Mini-post: Down-scaling Azure Kubernetes Service (AKS)

Mini-post: Down-scaling Azure Kubernetes Service (AKS)

We discovered today that some implicit assumptions we had about AKS at smaller scales were incorrect.


Suddenly new workloads and jobs in our Radix CI/CD could not start due to insufficient resources (CPU & memory).

Even though it only caused problems in development environments with smaller node sizes it still surprised some of our developers, since we expected the size of development clusters to have enough resources.

I thought it would be a good chance to go a bit deeper and verify some of our assumptions and also learn more about various components that usually “just works” and isn’t really given much thought.

First I do a kubectl describe node <node> on 2-3 of the nodes to get an idea of how things are looking:

Resource                       Requests          Limits
--------                       --------          ------
cpu                            930m (98%)        5500m (585%)
memory                         1659939584 (89%)  4250M (228%)

So we are obviously hitting the roof when it comes to resources.
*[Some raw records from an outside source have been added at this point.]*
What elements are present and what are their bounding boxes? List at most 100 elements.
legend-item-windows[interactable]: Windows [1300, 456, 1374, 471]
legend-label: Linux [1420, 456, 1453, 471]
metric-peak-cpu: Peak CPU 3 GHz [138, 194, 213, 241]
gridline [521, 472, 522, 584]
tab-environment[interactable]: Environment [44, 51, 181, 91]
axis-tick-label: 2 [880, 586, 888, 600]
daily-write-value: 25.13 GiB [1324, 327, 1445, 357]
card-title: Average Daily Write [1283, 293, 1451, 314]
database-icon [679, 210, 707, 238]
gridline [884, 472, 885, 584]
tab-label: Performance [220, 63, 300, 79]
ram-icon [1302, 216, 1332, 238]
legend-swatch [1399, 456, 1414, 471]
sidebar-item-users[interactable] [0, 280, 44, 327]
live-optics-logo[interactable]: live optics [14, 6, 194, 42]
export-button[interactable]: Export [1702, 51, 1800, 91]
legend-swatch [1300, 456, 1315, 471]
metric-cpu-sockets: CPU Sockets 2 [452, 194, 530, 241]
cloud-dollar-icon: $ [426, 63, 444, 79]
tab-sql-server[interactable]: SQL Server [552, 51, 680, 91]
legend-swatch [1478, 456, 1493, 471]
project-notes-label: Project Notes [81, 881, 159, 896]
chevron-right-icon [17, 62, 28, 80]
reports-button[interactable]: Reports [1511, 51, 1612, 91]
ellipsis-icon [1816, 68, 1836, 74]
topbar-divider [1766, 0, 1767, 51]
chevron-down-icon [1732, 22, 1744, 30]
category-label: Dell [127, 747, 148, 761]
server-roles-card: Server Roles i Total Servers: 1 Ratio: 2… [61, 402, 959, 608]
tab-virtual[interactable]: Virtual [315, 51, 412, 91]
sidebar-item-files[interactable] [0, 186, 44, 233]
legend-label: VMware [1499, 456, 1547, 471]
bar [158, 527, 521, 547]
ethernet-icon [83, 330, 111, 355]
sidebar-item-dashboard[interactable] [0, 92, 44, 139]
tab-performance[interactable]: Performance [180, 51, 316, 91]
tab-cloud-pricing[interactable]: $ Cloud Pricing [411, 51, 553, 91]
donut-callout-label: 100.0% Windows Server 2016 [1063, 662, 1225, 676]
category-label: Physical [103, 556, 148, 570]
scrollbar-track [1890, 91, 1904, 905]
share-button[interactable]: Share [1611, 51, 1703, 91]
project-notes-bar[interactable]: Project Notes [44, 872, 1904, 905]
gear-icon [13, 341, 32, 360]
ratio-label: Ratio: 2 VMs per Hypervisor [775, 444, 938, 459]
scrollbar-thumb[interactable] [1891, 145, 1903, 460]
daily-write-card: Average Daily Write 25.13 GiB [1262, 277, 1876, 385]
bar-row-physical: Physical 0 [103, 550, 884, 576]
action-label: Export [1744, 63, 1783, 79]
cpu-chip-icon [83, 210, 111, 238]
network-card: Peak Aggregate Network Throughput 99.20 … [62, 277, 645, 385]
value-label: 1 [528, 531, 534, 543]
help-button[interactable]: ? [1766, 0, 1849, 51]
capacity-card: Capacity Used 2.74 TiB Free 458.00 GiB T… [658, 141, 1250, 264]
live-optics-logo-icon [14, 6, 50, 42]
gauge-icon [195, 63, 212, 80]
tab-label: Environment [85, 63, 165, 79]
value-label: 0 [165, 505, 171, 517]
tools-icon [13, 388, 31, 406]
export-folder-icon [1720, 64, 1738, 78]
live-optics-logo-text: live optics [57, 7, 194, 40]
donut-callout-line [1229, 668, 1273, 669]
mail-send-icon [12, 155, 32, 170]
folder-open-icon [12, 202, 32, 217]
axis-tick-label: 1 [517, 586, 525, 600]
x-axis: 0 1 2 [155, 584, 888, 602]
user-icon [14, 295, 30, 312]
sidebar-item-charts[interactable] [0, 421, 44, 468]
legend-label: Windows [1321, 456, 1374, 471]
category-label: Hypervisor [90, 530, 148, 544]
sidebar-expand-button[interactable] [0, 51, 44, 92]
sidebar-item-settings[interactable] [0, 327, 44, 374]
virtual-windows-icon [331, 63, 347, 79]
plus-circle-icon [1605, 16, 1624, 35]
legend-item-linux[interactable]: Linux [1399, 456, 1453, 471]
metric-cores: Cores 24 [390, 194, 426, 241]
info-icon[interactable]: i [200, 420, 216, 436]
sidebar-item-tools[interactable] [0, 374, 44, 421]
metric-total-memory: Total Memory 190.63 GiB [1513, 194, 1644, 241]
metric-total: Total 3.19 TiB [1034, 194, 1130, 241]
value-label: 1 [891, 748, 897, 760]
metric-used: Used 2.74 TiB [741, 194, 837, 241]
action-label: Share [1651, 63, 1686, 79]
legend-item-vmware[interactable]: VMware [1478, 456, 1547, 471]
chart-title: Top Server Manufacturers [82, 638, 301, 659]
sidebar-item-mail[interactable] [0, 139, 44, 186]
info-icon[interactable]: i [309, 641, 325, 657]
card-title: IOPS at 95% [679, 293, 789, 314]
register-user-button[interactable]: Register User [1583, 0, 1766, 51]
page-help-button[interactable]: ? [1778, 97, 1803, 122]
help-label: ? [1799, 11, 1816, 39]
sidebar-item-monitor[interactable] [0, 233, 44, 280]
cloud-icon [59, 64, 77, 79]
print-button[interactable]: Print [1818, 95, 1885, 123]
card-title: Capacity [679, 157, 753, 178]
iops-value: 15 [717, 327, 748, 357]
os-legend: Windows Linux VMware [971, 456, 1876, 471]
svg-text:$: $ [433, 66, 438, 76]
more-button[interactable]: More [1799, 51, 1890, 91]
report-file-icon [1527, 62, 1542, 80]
But why?

Node overhead

We use Standard DS1 v2 instances as AKS nodes and they have 1 CPU core and 3.5 GiB memory.

The output of kubectl describe node also gives us info on the Capacity (total node size) and Allocatable (resources available to run Pods).

Capacity:
 cpu:                            1
 memory:                         3500452Ki
Allocatable:
 cpu:                            940m
 memory:                         1814948Ki

So we have lost 60 millicores / 6% of CPU and 1685Mi‬B / 48% of memory. The next question is if this increases linearly with node size (the percentage of resources lost is the same regardless of node size) or is fixed (always reserves 60 millicores and 1685Mi of memory), or a combination.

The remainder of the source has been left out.